The definition of rank I have is that $\text{rank}(x)=\text{ the least }\alpha\text{ such that }x\in V_{\alpha+1}$. I suppose these must be the same thing?
This is the definition of the rank of the set $X$. $\newcommand{rank}{\operatorname{rank}}$
We use the fact that $\in$ is well-founded, and that the ordinals are well-ordered. These properties allow us to define recursively this function. $$\rank:V\to\operatorname{Ord}$$
And allows us to talk about the sets $V_\alpha=\{x\in V\mid \rank (x)<\alpha\}$, for an ordinal $\alpha$. This is known as the von Neumann hierarchy.
Given the definition of $\rank$ as the least $\alpha$ such that $x\subseteq V_\alpha$, we can show the equivalence by induction.
Suppose that for an ordinal $\alpha$ we have that if $\rank(y)<\alpha$ then the equivalence holds.
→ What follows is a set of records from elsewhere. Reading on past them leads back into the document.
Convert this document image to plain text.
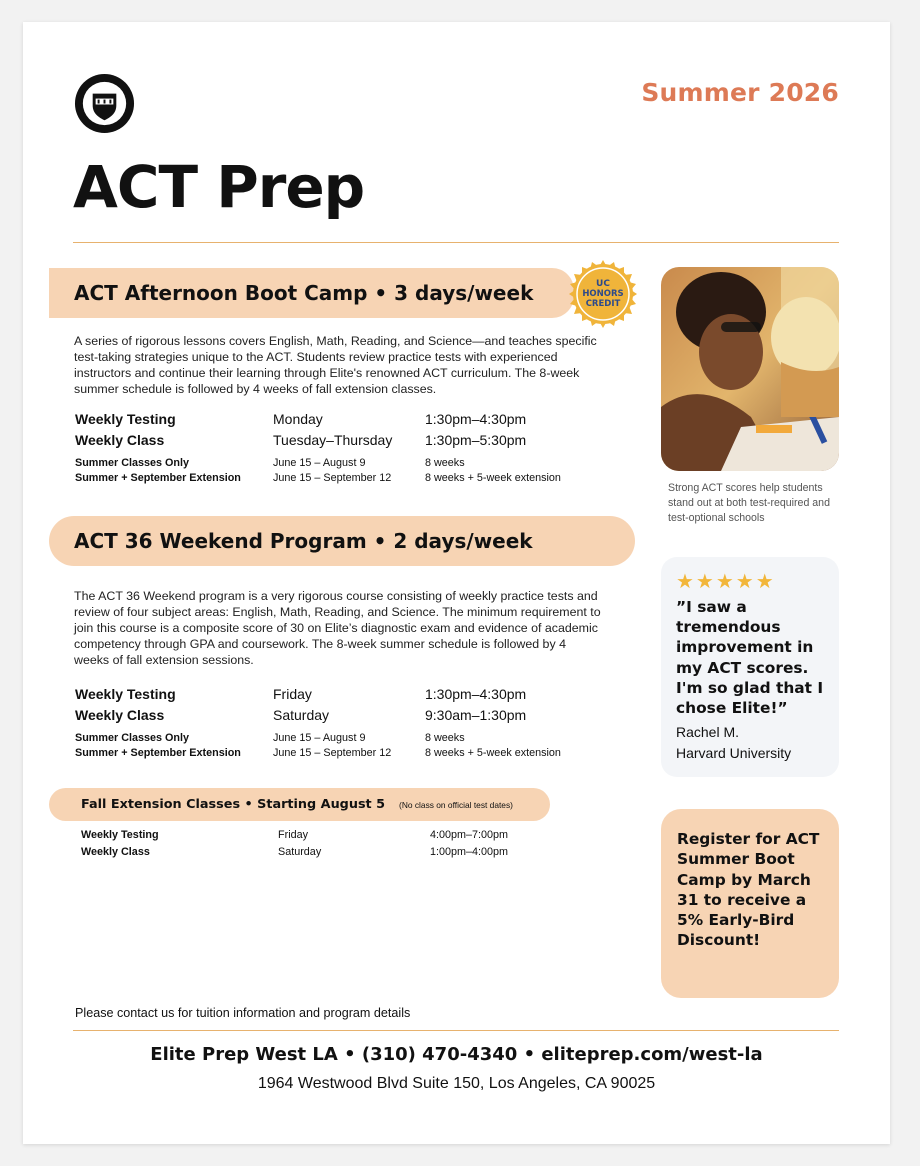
Summer 2026
ACT Prep
ACT Afternoon Boot Camp • 3 days/week	UC
HONORS
CREDIT
A series of rigorous lessons covers English, Math, Reading, and Science—and teaches specific test-taking strategies unique to the ACT. Students review practice tests with experienced instructors and continue their learning through Elite's renowned ACT curriculum. The 8-week summer schedule is followed by 4 weeks of fall extension classes.
Weekly Testing	Monday	1:30pm–4:30pm
Weekly Class	Tuesday–Thursday	1:30pm–5:30pm
Summer Classes Only	June 15 – August 9	8 weeks
Summer + September Extension	June 15 – September 12	8 weeks + 5-week extension
ACT 36 Weekend Program • 2 days/week
The ACT 36 Weekend program is a very rigorous course consisting of weekly practice tests and review of four subject areas: English, Math, Reading, and Science. The minimum requirement to join this course is a composite score of 30 on Elite’s diagnostic exam and evidence of academic competency through GPA and coursework. The 8-week summer schedule is followed by 4 weeks of fall extension sessions.
Weekly Testing	Friday	1:30pm–4:30pm
Weekly Class	Saturday	9:30am–1:30pm
Summer Classes Only	June 15 – August 9	8 weeks
Summer + September Extension	June 15 – September 12	8 weeks + 5-week extension
Fall Extension Classes • Starting August 5 (No class on official test dates)
Weekly Testing	Friday	4:00pm–7:00pm
Weekly Class	Saturday	1:00pm–4:00pm
Strong ACT scores help students stand out at both test-required and test-optional schools
★★★★★
”I saw a tremendous improvement in my ACT scores. I'm so glad that I chose Elite!”
Rachel M.
Harvard University
Register for ACT Summer Boot Camp by March 31 to receive a 5% Early-Bird Discount!
Please contact us for tuition information and program details
Elite Prep West LA • (310) 470-4340 • eliteprep.com/west-la
1964 Westwood Blvd Suite 150, Los Angeles, CA 90025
If $\sup\{\rank(y)+1\mid y\in x\}=\beta<\alpha$ then we have that $y\in x$ implies that $y\in V_\beta$ and therefore $x\in V_{\beta+1}\subseteq V_\alpha$ and thus $\rank(x)<\alpha$, and the equivalence holds.
Otherwise, $\sup\{\rank(y)+1\mid y\in x\}=\alpha$, and given $\beta<\alpha$ we can find $y\in x$ such that $y\notin V_\beta$. In particular this means that $x\nsubseteq V_\beta$ therefore $x\notin V_{\beta+1}$. And indeed $\alpha$ is the minimal ordinal such that $x\in V_{\alpha+1}$, as we wanted.